Fish can be sampled as described above, and then killed by thermoshocking them in a tank filled with seawater and ice slurry (see Chapter 10). If analysis of the fish is to include monitoring parasites, some sample specimens. should be killed with a percussive stunning, using an appropriate tool such as a heavy wooden handle or a metallic wand to deliver a
concussive blow to the head in the area just above the eyes (the area adjacent to the brain). Percussive stunning is necessary because ectoparasites may detach from the host in the water-ice slurry.

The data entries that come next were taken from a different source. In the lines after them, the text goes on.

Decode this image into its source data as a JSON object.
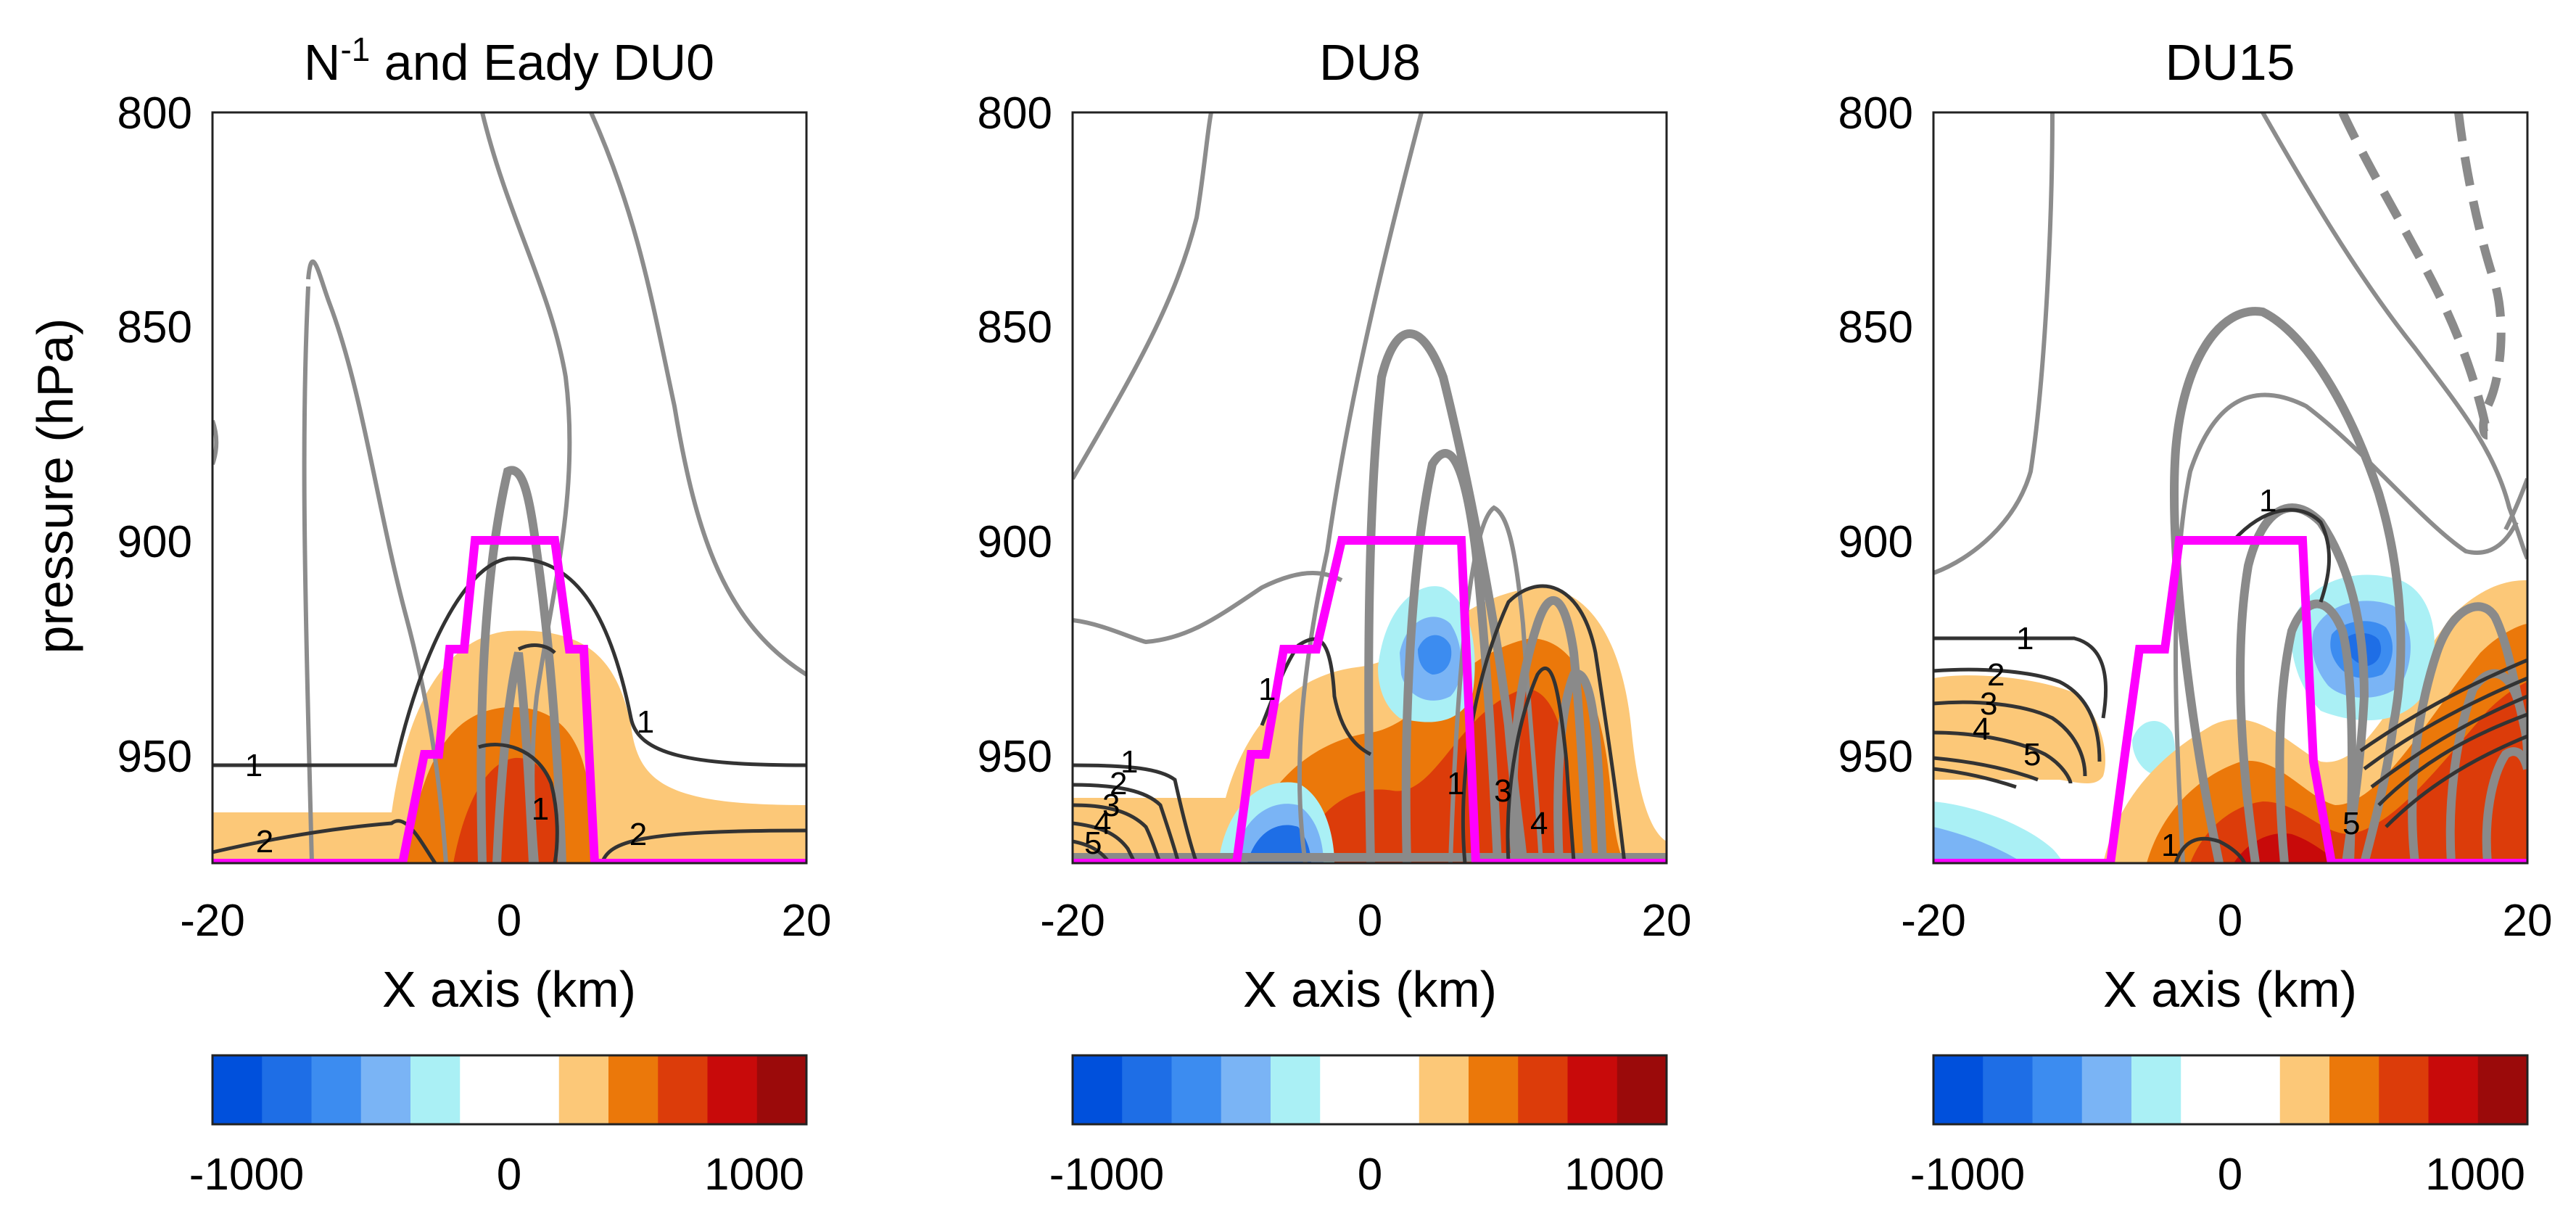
{
  "chart_data": [
    {
      "type": "contour",
      "panel": "left",
      "title_base": "N",
      "title_superscript": "-1",
      "title_rest": " and Eady DU0",
      "ylabel": "pressure (hPa)",
      "xlabel": "X axis (km)",
      "xlim": [
        -20,
        20
      ],
      "ylim": [
        800,
        975
      ],
      "xticks": [
        -20,
        0,
        20
      ],
      "yticks": [
        800,
        850,
        900,
        950
      ],
      "contour_labels": [
        "1",
        "2",
        "1",
        "1",
        "2"
      ],
      "colorbar": {
        "ticks": [
          "-1000",
          "0",
          "1000"
        ],
        "range": [
          -1000,
          1000
        ]
      }
    },
    {
      "type": "contour",
      "panel": "middle",
      "title": "DU8",
      "xlabel": "X axis (km)",
      "xlim": [
        -20,
        20
      ],
      "ylim": [
        800,
        975
      ],
      "xticks": [
        -20,
        0,
        20
      ],
      "yticks": [
        800,
        850,
        900,
        950
      ],
      "contour_labels": [
        "1",
        "2",
        "3",
        "4",
        "5",
        "1",
        "1",
        "3",
        "4"
      ],
      "colorbar": {
        "ticks": [
          "-1000",
          "0",
          "1000"
        ],
        "range": [
          -1000,
          1000
        ]
      }
    },
    {
      "type": "contour",
      "panel": "right",
      "title": "DU15",
      "xlabel": "X axis (km)",
      "xlim": [
        -20,
        20
      ],
      "ylim": [
        800,
        975
      ],
      "xticks": [
        -20,
        0,
        20
      ],
      "yticks": [
        800,
        850,
        900,
        950
      ],
      "contour_labels": [
        "1",
        "2",
        "3",
        "4",
        "5",
        "1",
        "1",
        "5"
      ],
      "colorbar": {
        "ticks": [
          "-1000",
          "0",
          "1000"
        ],
        "range": [
          -1000,
          1000
        ]
      }
    }
  ],
  "colors": {
    "mountain": "#ff00ff",
    "contour_thin": "#8c8c8c",
    "contour_thick": "#8a8a8a",
    "contour_dark": "#333333",
    "colormap": [
      "#0050dc",
      "#1e6ee6",
      "#3c8cf0",
      "#7ab4f5",
      "#aaf0f5",
      "#ffffff",
      "#ffffff",
      "#fcc878",
      "#eb780a",
      "#dc3c0a",
      "#c80a0a",
      "#9b0a0a"
    ]
  }
}
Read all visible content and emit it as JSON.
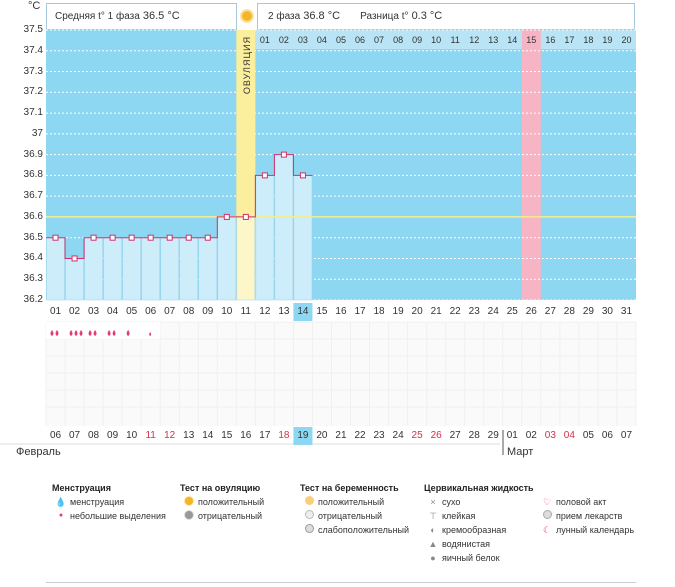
{
  "temp_bar": {
    "phase1_label": "Средняя t° 1 фаза",
    "phase1_value": "36.5 °C",
    "phase2_label": "2 фаза",
    "phase2_value": "36.8 °C",
    "diff_label": "Разница t°",
    "diff_value": "0.3 °C"
  },
  "unit": "°C",
  "ovulation_label": "ОВУЛЯЦИЯ",
  "phase2_days": [
    "01",
    "02",
    "03",
    "04",
    "05",
    "06",
    "07",
    "08",
    "09",
    "10",
    "11",
    "12",
    "13",
    "14",
    "15",
    "16",
    "17",
    "18",
    "19",
    "20"
  ],
  "cycle_days": [
    "01",
    "02",
    "03",
    "04",
    "05",
    "06",
    "07",
    "08",
    "09",
    "10",
    "11",
    "12",
    "13",
    "14",
    "15",
    "16",
    "17",
    "18",
    "19",
    "20",
    "21",
    "22",
    "23",
    "24",
    "25",
    "26",
    "27",
    "28",
    "29",
    "30",
    "31"
  ],
  "calendar_dates": [
    {
      "d": "06"
    },
    {
      "d": "07"
    },
    {
      "d": "08"
    },
    {
      "d": "09"
    },
    {
      "d": "10"
    },
    {
      "d": "11",
      "red": true
    },
    {
      "d": "12",
      "red": true
    },
    {
      "d": "13"
    },
    {
      "d": "14"
    },
    {
      "d": "15"
    },
    {
      "d": "16"
    },
    {
      "d": "17"
    },
    {
      "d": "18",
      "red": true
    },
    {
      "d": "19",
      "hl": true
    },
    {
      "d": "20"
    },
    {
      "d": "21"
    },
    {
      "d": "22"
    },
    {
      "d": "23"
    },
    {
      "d": "24"
    },
    {
      "d": "25",
      "red": true
    },
    {
      "d": "26",
      "red": true
    },
    {
      "d": "27"
    },
    {
      "d": "28"
    },
    {
      "d": "29"
    },
    {
      "d": "01"
    },
    {
      "d": "02"
    },
    {
      "d": "03",
      "red": true
    },
    {
      "d": "04",
      "red": true
    },
    {
      "d": "05"
    },
    {
      "d": "06"
    },
    {
      "d": "07"
    }
  ],
  "month_left": "Февраль",
  "month_right": "Март",
  "chart_data": {
    "type": "line",
    "ylim": [
      36.2,
      37.5
    ],
    "yticks": [
      "37.5",
      "37.4",
      "37.3",
      "37.2",
      "37.1",
      "37",
      "36.9",
      "36.8",
      "36.7",
      "36.6",
      "36.5",
      "36.4",
      "36.3",
      "36.2"
    ],
    "x": [
      "01",
      "02",
      "03",
      "04",
      "05",
      "06",
      "07",
      "08",
      "09",
      "10",
      "11",
      "12",
      "13",
      "14"
    ],
    "values": [
      36.5,
      36.4,
      36.5,
      36.5,
      36.5,
      36.5,
      36.5,
      36.5,
      36.5,
      36.6,
      36.6,
      36.8,
      36.9,
      36.8
    ],
    "coverline": 36.6,
    "ovulation_day": 11,
    "today_day": 14,
    "highlight_day": 26
  },
  "menstruation_marks": [
    2,
    3,
    2,
    2,
    1
  ],
  "legend": {
    "menstruation": {
      "title": "Менструация",
      "items": [
        "менструация",
        "небольшие выделения"
      ]
    },
    "ovulation_test": {
      "title": "Тест на овуляцию",
      "items": [
        "положительный",
        "отрицательный"
      ]
    },
    "pregnancy_test": {
      "title": "Тест на беременность",
      "items": [
        "положительный",
        "отрицательный",
        "слабоположительный"
      ]
    },
    "cervical": {
      "title": "Цервикальная жидкость",
      "items": [
        "сухо",
        "клейкая",
        "кремообразная",
        "водянистая",
        "яичный белок"
      ]
    },
    "other": {
      "items": [
        "половой акт",
        "прием лекарств",
        "лунный календарь"
      ]
    }
  }
}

Always keep the fish refrigerated after stunning.
Note: A number of chemicals are available as fish anaesthetic drugs, such as 2-phenossietyhand, clove oil, and MS-222. Concentration levels and exposure of the fish to the drug vary depending on the species, the water temperature and the level of sedation required; furthermore, the chemicals may be approved or not by local regulations, therefore only approved drugs should. be taken into consideration. Be sure that the tank is drained, washed and refilled with clean seawater after sampling from each cage, to prevent contamination of parasite samples.